Wat Hosian Varavihane, commonly called Wat Hua Xiang, is one of the lesser-known temples in Luang Prabang, Laos. This temple is less a tourist attraction than other popular temples in Luang Prabang, and therefore feels more authentic and off-the-beaten-path. Wat Hua Xiang is very much an active, working temple, and feels more "local" than the bigger tourist sites like Haw Phra Bang, Wat Xieng Thong, or Wat Mai.

Wat Hua Xiang, Luang Prabang
Wat Hua Xiang

Wat Hua Xiang is home to a school for local śrāmaṇera, or novice monks. These young boys undertake temporary ordination for a period of days, weeks, or months. Nearly every Laotian man ordains as a novice or a full monk at some period of his life. In fact, temporary ordination considered something of a rite of passage into manhood.

Another important feature of this temple are the beautiful and colorful murals painted on the outside of the main temple hall. These images depict scenes from the twenty-four past lives of the Buddha.

temple paintings depict storeis from the lives of the Buddha
temple paintings depict stories from the lives of the Buddha

Wat Hosian Voravihane (Wat Hua Xiang) is located at the intersection of Photisalath Road and Kingkitsalat Road in Luang Prabant (slightly southwest of the city center).


Wat Phra Mahathat (Wat Mahathat), Luang Prabang

Wat Phra Mahathat literally means "The Temple of the Great Stupa". Indeed, the large stone stupa, or chedi, is the main feature of this beautiful and historic Buddhist temple. The temple dates back to 1548, although it was destroyed and rebuilt in the early 20th century. Today, the only original construction at Wat Phra Mahathat in Luang Prabang is the Great Stupa which is its namesake.

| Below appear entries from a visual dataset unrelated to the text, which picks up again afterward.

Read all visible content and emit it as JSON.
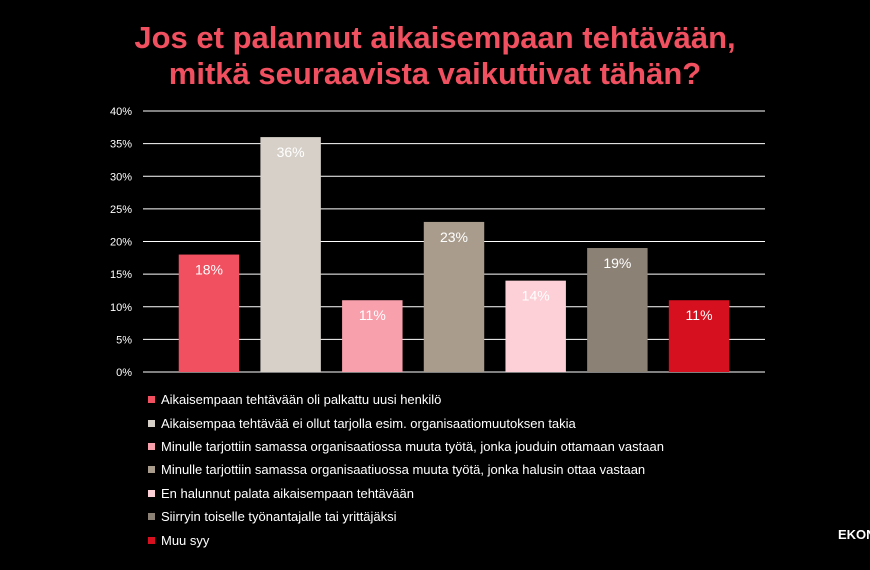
{
  "title_line1": "Jos et palannut aikaisempaan tehtävään,",
  "title_line2": "mitkä seuraavista vaikuttivat tähän?",
  "brand_text": "EKON",
  "chart_data": {
    "type": "bar",
    "title": "Jos et palannut aikaisempaan tehtävään, mitkä seuraavista vaikuttivat tähän?",
    "ylim": [
      0,
      40
    ],
    "yticks": [
      0,
      5,
      10,
      15,
      20,
      25,
      30,
      35,
      40
    ],
    "ytick_labels": [
      "0%",
      "5%",
      "10%",
      "15%",
      "20%",
      "25%",
      "30%",
      "35%",
      "40%"
    ],
    "grid": true,
    "legend_position": "bottom",
    "series": [
      {
        "name": "Aikaisempaan tehtävään oli palkattu uusi henkilö",
        "value": 18,
        "label": "18%",
        "color": "#f0505f"
      },
      {
        "name": "Aikaisempaa tehtävää ei ollut tarjolla esim. organisaatiomuutoksen takia",
        "value": 36,
        "label": "36%",
        "color": "#d6d0c8"
      },
      {
        "name": "Minulle tarjottiin samassa organisaatiossa muuta työtä, jonka jouduin ottamaan vastaan",
        "value": 11,
        "label": "11%",
        "color": "#f9a0ad"
      },
      {
        "name": "Minulle tarjottiin samassa organisaatiuossa muuta työtä, jonka halusin ottaa vastaan",
        "value": 23,
        "label": "23%",
        "color": "#a99c8c"
      },
      {
        "name": "En halunnut palata aikaisempaan tehtävään",
        "value": 14,
        "label": "14%",
        "color": "#fcd0d6"
      },
      {
        "name": "Siirryin toiselle työnantajalle tai yrittäjäksi",
        "value": 19,
        "label": "19%",
        "color": "#8c8175"
      },
      {
        "name": "Muu syy",
        "value": 11,
        "label": "11%",
        "color": "#d6101e"
      }
    ]
  }
}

Wat Phra Mahathat, Luang Prabang
Wat Phra Mahathat

The exterior walls of the main temple hall are decorated in scenes from the Ramayana, the Hindu epic that has become a part of Theravada Buddhist mythology and culture. Scenes from the Ramayana, especially those depicting Hanuman, the monkey god, are very popular motifs in Luang Prabang temples.

a beautiful Laotian Buddhist temple in Luang Prabang
beautiful old temple building with stone stupa

The columns supporting the temple roof are stenciled with an intricate design, and the gilt door is carved with heavenly scenes depicting Buddhist angels.

golden door at Wat Mahathat
the golden door at Wat Mahathat

Behind the temple hall stands the Phra Mahathat, the Great Stupa. A stupa, or chedi, is a Buddhist structure built to hold a holy relic. These relics could be teeth, hairs, or bones from powerful and important monks, members of the royal family, or even relics of Siddharhta Gautama, the Buddha himself.

an ancient stone Buddhist monument holds a holy relic
an ancient stone Buddhist monument holds a holy relic

Wat Phra Mahathat is located directly next door to Wat Hosian Voravihane.

Opening Hours

  • Both temples are open from 8:00am until 5:00pm, or approximately sunrise to sunset.


  • There is a small admission of 5.000 kip to visit Wat Phra Mahathat, although it is only sometimes enforced.

Location and map

  • Both temples are located next to each other, more or less on the same plot of land. The "twin temples" are both located at the intersection of Photisalath Road and Kingkitsalat Road in Luang Prabant (slightly southwest of the city center) and are easily accessible by foot from any part of Luang Prabang.